KITQAR stands for “KI-Test- und -Trainingsdatenqualität in der digitalen Arbeitsgesellschaft” (AI test and training data quality in the digital working society) and unites the fields of computer science, jurisprudence, ethics as well as the Verband der Elektrotechnik Elektronik und Informationstechnik e. V. (Association of Electrical, Electronic and Information Technologies), or VDE for short, as the standardisation organisation. Together, we first want to develop a comprehensive definition of data quality in the AI context – along the professions of those involved in the project. After all, experts from the field of IT have different demands regarding data than experts from the fields of law or philosophy. Once this definition is in place, the next step is to develop quality standards for test and training data. By this, I mean checklists or guidelines that developers and users of artificial intelligence can use to check whether their data is appropriate. Some guidelines will be technically feasible, while others, especially the ethical ones, will need to be assessed by external experts.
Which information-related topics need to be regulated by the quality standards?
The first topic is diversity: Are all values represented in all relevant dimensions? Let’s take the dimension of “human being”: Standards are needed here to ensure that all relevant groups are adequately represented in AI training data involving people. With the second topic, we take care of standards regarding the completeness of data. This is a really difficult undertaking, since the definition of “complete” is unclear. The third topic involves quality specifications regarding correctness. It is important to note that all three areas have to do with defining and measuring data quality – but not yet with cleansing.
How does such a data cleansing process traditionally work?
It involves many different steps. A central task: replacing missing data. To do this, we use what is called imputation, which invents values to fill in blanks. These values may not be the right ones, but they make sense, such as by representing an average. Another step: correcting. Many things can be fixed quickly with spatial data. It is relatively easy to check whether a particular postcode also matches the street and house number. Many errors can also be identified via business rules. Users formulate in advance what must be correct about data, then the technical check can follow.
In medicine, great hopes are pinned on real-world data that accumulates in everyday medical practice. Isn’t it precisely here that data quality standards are needed in order to make them really useful?
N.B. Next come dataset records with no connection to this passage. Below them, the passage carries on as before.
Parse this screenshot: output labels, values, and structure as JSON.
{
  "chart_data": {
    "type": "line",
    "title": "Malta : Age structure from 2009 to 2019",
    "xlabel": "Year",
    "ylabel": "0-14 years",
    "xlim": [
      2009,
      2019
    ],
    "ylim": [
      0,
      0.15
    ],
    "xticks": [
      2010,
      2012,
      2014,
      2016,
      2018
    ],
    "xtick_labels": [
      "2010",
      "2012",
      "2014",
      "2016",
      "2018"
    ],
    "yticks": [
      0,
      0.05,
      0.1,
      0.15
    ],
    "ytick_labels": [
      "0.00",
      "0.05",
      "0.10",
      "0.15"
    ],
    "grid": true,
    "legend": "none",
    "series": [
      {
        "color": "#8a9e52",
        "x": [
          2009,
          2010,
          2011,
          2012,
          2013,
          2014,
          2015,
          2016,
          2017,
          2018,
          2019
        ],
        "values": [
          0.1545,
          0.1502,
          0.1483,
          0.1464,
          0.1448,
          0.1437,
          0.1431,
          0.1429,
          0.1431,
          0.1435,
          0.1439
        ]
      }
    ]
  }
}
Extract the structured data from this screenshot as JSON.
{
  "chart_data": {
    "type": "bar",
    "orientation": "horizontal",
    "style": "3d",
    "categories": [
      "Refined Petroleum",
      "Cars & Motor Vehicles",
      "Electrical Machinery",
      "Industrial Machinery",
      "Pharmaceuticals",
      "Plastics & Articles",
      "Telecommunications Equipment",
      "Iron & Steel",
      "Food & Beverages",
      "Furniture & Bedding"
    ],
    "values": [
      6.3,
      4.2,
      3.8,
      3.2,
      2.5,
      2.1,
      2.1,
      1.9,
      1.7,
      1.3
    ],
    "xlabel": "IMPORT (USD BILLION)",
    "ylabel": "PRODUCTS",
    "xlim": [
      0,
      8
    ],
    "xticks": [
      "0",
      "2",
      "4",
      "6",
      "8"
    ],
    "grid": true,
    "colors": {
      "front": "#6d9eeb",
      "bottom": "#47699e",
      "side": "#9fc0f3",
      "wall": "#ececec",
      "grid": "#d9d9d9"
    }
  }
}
Absolutely. The usefulness of such data stands and falls with the documentation. And sometimes there is little time for this – after all, the patient should ultimately be in the foreground, not the paperwork. It is therefore all the more important to be able to measure data quality and deal responsibly with bad data. This means not pouring them blindly into a machine model, but cleaning up data beforehand or at least handling the possibly erroneous model with care.
How do you actually rate the data trustee model regarding data quality?
A trustee who manages data for different clients and has permission to link them for added value makes a lot of sense to me. Such an entity would undoubtedly be of benefit to data quality.